Hamlin tore the ACL in his right knee Tuesday, yet finished sixth at Richmond.
He tore up the other knee in 2010 and nearly -- check that...probably should have -- won the Sprint Cup title.
Hamlin made the final four a year ago. Don't be surprised if he plays well through the pain and gets there again.
For the second year in a row, there are three rounds of three races each that trim the Chase field down to the final four who battle at Homestead to determine who will be celebrated as the Sprint Cup champion for 2015 in Las Vegas in December.
A race win gets a Chaser into the next round, but good finishes can also carry him through. With five non-winners in the field, it’s anyone’s guess who will hold the big trophy.
If last year’s title fight was any indication, race fans are in for another treat this time around.
Followers and comments are welcome on Twitter @Tomzsports.
Chicagoland Speedway (1.5-mile superspeedway), Joliet, Illinois.
-SPRINT CUP: MyAFibRisk.com 400, Sunday, 3 p.m. ET/Noon PT, NBC Sports Network.

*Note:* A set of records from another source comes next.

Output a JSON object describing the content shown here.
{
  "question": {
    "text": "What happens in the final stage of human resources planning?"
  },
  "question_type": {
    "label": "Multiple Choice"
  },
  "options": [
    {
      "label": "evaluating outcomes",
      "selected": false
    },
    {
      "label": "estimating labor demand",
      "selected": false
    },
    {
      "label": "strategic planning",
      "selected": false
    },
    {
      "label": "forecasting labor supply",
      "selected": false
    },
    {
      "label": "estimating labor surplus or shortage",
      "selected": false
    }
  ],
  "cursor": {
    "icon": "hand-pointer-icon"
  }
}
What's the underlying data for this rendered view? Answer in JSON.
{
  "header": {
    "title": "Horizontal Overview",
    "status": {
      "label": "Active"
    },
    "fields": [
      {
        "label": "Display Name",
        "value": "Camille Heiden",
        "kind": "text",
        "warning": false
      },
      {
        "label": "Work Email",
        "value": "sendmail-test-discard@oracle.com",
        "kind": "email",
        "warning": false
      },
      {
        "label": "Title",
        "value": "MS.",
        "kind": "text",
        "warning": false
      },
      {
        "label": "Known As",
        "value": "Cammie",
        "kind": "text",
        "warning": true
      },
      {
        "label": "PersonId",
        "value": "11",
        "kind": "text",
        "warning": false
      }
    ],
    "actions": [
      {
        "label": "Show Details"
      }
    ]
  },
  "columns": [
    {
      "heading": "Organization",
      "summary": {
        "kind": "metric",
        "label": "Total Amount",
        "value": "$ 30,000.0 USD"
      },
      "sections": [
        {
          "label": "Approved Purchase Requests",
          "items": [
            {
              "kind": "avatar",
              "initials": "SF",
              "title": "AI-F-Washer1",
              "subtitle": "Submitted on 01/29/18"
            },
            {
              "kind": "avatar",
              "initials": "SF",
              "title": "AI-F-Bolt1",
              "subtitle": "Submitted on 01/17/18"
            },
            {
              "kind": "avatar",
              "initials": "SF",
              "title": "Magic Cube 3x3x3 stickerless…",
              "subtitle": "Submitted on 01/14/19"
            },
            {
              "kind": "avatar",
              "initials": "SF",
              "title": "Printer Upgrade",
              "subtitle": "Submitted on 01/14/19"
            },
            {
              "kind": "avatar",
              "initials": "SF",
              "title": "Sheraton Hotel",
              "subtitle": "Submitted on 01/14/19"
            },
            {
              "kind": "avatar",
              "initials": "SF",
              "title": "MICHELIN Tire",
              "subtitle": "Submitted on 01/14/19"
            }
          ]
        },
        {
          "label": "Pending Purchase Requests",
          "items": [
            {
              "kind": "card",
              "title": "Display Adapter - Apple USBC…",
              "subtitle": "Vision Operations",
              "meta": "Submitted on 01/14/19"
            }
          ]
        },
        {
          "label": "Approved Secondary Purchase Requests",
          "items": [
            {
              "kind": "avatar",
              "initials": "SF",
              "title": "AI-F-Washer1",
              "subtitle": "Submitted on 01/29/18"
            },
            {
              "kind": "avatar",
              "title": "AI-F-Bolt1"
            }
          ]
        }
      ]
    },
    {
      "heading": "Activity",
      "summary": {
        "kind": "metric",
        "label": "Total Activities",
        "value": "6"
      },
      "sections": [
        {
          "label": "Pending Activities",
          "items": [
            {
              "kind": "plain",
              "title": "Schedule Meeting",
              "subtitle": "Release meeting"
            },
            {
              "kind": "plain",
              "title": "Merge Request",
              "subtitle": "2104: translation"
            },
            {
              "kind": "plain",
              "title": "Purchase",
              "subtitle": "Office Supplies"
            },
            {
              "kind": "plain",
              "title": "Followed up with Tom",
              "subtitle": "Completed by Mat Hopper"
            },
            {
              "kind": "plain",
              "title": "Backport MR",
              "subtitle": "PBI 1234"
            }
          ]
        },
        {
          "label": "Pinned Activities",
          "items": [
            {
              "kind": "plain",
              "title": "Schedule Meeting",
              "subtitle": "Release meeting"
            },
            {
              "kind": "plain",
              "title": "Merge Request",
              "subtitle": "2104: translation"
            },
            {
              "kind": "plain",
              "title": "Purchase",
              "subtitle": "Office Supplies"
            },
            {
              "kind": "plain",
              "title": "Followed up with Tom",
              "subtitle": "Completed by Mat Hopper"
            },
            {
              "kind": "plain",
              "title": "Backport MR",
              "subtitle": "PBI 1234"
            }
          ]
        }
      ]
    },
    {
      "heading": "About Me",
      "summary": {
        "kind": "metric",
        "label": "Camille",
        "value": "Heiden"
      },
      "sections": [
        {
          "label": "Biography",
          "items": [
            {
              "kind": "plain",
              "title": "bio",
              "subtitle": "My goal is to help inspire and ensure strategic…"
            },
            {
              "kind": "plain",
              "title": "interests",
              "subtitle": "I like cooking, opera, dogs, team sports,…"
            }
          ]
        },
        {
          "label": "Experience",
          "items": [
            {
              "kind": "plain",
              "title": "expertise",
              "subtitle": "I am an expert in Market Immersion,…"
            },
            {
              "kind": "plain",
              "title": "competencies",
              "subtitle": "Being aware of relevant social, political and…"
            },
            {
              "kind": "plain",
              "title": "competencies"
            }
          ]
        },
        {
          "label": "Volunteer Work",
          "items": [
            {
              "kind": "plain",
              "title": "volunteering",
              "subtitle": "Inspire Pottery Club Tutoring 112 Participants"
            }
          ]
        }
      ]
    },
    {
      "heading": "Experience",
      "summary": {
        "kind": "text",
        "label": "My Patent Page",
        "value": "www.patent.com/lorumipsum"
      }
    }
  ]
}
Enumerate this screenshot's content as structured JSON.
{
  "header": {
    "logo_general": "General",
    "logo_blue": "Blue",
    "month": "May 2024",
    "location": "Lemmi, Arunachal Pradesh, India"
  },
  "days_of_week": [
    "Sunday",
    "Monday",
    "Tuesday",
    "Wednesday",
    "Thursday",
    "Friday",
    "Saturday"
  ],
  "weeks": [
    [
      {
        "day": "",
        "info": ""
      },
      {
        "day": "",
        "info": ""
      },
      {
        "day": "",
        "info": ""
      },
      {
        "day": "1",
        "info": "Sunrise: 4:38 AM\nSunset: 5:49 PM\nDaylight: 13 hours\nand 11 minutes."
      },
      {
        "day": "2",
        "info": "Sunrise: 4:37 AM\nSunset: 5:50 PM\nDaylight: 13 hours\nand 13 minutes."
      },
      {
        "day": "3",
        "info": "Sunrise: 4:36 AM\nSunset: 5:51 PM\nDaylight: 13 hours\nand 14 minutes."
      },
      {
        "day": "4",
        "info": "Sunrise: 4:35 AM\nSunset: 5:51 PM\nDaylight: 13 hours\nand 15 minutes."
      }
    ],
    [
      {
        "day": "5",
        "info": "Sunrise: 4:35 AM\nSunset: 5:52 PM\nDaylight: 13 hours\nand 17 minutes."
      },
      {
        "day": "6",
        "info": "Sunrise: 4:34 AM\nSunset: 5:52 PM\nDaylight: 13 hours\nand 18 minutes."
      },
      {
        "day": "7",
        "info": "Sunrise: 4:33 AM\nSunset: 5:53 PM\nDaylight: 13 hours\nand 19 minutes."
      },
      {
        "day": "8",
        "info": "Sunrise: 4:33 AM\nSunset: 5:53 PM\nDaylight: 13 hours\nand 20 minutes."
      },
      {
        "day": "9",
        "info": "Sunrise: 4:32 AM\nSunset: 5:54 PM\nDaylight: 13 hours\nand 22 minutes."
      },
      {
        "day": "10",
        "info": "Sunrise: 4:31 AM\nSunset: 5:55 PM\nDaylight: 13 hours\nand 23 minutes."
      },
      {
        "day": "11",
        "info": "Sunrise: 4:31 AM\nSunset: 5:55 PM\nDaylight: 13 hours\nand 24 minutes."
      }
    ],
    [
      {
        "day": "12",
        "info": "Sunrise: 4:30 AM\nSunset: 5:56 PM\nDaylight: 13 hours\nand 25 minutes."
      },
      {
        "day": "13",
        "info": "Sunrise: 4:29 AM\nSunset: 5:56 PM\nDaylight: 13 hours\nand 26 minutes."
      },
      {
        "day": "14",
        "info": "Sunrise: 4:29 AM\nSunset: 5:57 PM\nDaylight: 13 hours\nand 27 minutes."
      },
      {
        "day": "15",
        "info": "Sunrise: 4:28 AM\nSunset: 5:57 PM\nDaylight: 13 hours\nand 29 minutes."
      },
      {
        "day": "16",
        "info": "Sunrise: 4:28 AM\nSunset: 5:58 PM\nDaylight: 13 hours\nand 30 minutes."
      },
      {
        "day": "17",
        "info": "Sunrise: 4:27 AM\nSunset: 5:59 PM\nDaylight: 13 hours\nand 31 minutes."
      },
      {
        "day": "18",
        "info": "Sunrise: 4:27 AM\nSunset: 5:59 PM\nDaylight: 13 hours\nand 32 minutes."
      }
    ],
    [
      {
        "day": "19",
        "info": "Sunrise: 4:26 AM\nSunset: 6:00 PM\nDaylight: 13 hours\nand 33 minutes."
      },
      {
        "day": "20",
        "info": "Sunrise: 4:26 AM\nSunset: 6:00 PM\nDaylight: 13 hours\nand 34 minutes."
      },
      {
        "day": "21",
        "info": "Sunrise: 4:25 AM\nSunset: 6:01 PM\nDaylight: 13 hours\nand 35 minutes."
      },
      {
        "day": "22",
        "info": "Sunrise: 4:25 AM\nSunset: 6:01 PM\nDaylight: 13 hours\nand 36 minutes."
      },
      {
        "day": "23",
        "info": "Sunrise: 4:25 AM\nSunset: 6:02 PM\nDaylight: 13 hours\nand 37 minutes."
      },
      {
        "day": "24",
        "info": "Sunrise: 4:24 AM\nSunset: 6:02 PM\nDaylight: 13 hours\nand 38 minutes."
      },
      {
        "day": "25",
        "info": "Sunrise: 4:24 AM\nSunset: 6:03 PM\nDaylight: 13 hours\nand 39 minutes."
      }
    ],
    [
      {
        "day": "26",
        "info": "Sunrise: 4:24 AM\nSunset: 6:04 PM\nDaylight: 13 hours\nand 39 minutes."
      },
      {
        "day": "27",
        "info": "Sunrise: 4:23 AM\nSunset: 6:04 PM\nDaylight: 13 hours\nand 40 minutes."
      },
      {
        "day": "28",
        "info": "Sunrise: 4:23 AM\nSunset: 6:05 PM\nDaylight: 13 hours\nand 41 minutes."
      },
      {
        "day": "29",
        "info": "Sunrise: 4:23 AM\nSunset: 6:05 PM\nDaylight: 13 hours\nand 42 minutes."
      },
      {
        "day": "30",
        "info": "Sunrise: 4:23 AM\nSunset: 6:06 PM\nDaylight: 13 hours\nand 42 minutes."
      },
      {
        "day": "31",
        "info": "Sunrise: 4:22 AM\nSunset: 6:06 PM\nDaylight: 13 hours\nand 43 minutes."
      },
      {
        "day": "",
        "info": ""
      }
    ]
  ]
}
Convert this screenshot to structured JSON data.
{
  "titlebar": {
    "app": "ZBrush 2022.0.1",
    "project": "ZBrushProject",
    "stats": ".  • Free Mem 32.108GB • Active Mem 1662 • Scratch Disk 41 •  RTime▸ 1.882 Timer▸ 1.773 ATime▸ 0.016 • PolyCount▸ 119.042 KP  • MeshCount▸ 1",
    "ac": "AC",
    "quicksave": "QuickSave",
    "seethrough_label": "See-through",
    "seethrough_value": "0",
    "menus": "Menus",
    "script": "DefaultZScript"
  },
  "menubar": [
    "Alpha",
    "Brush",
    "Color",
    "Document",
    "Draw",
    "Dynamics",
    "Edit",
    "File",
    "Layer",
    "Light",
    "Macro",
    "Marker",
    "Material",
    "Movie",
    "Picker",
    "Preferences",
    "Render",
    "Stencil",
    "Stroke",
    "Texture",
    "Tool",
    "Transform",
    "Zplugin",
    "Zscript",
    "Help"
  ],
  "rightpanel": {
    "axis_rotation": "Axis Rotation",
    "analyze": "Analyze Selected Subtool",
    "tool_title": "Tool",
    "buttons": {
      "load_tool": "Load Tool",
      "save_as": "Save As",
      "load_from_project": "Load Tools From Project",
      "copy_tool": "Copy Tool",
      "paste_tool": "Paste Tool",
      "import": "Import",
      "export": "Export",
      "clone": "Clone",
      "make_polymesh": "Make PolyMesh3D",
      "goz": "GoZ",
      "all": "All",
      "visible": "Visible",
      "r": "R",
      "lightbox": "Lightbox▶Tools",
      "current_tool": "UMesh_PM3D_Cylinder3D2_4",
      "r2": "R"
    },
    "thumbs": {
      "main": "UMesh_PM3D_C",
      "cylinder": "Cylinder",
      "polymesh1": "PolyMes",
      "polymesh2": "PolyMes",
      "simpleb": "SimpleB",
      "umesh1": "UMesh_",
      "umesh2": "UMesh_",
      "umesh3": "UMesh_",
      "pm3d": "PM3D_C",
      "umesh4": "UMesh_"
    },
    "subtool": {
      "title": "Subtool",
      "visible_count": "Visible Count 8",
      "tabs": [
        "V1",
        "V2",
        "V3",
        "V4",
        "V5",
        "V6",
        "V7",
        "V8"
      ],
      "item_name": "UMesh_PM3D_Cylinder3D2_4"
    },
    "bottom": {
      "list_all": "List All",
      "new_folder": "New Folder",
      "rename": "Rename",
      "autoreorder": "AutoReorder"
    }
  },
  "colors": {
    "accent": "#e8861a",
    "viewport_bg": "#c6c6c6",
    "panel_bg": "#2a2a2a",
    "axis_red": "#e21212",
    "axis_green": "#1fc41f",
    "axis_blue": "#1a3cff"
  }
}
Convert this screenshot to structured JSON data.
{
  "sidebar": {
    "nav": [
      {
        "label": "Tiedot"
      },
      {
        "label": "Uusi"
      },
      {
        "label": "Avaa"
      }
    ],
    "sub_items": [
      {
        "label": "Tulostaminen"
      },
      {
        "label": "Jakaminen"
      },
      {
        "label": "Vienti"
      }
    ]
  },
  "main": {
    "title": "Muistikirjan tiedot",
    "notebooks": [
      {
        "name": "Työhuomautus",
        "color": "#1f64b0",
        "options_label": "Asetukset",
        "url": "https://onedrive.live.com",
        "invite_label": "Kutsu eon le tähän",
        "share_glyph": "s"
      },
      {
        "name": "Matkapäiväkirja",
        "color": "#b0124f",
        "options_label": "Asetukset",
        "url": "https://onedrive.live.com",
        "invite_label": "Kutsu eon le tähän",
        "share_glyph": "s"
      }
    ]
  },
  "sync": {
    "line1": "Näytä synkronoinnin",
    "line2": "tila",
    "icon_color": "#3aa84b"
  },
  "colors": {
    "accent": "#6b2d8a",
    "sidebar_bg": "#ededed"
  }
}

Radio: SiriusXM Channel 90 or your local MRN Radio affilate.
Race distance: 400.5 miles, 267 laps.
2014 champion: Brad Keselowski
-XFINITY SERIES: Jimmy John's Freaky Fast 300 powered by Coca-Cola, Saturday, 6 p.m. ET/3 p.m. PT, NBC Sports Network. Radio: SiriusXM Channel 90 or your local MRN Radio affiliate.
Race distance: 300 miles, 200 laps.
2014 champion: Kevin Harvick
-CAMPING WORLD TRUCK SERIES: American Ethanol E15 225, Friday, 8:30 p.m. ET/5:30 p.m. PT, Fox Sports 1. Radio: SiriusXM Channel 90 or your local MRN Radio affiliate.
Race distance: 225 miles, 150 laps.
2014 champion: Kyle Busch.

Saturday, September 12, 2015

Richmond race lineup and other notes

Denny Hamlin's knee injury may have been the highlight story of the week, but we've reached the weekend, so that means the final race of the 2015 Sprint Cup regular season is upon us from Richmond.
And from the "what else is new" department, the Joe Gibbs cars are well up toward the front of the field for the Federated Auto Parts 400 after qualifying Friday (the link to the full field is highlighted). Matt Kenseth joins pole winner Joey Logano on the front row, while Kyle Busch and Brad Keselowski start behind them in Row 2.
Carl Edwards goes off seventh, but Hamlin didn't fare nearly as well, failing to get out of the first round of qualifying. He starts his No. 11 FedEx Express Toyota from 25th.
That got the brain cells going for me. Among past Richmond race winners, we didn't have to go back very far to find that one of Hamlin's teammates could give him a good scouting report on how to get to the front at the end from deep in the field.
Two years ago at the same fall race, Edwards won at RIR after he qualified 26th. Heck, Clint Bowyer starts from there tonight and he's got two Richmond wins himself, including one from 31st in the spring race of 2008.
It can happen. Just don't bet on it -- unless you're a serious fan of the guy in the 19 car.
And don't get too comfortable with any race-watching plans right away. Rain is in the forecast for tonight at Richmond, and a lot of it. Early reports are saying up to an inch of the wet stuff can be expected.
I'm not a meteorologist -- don't even claim to play one on the radio -- but that doesn't instill confidence racing is likely to happen tonight.
A one-day postponement isn't cause for major concern, but the TV folks aren't going to be too thrilled mainly because Sunday is the first full day of the National Football League season.
Many more eyes will likely gravitate toward the opening week of the NFL season instead of the final race to the Chase. There's a reason the fall Richmond race has been run on Saturday nights, and big, bad Momma Nature is showing us why.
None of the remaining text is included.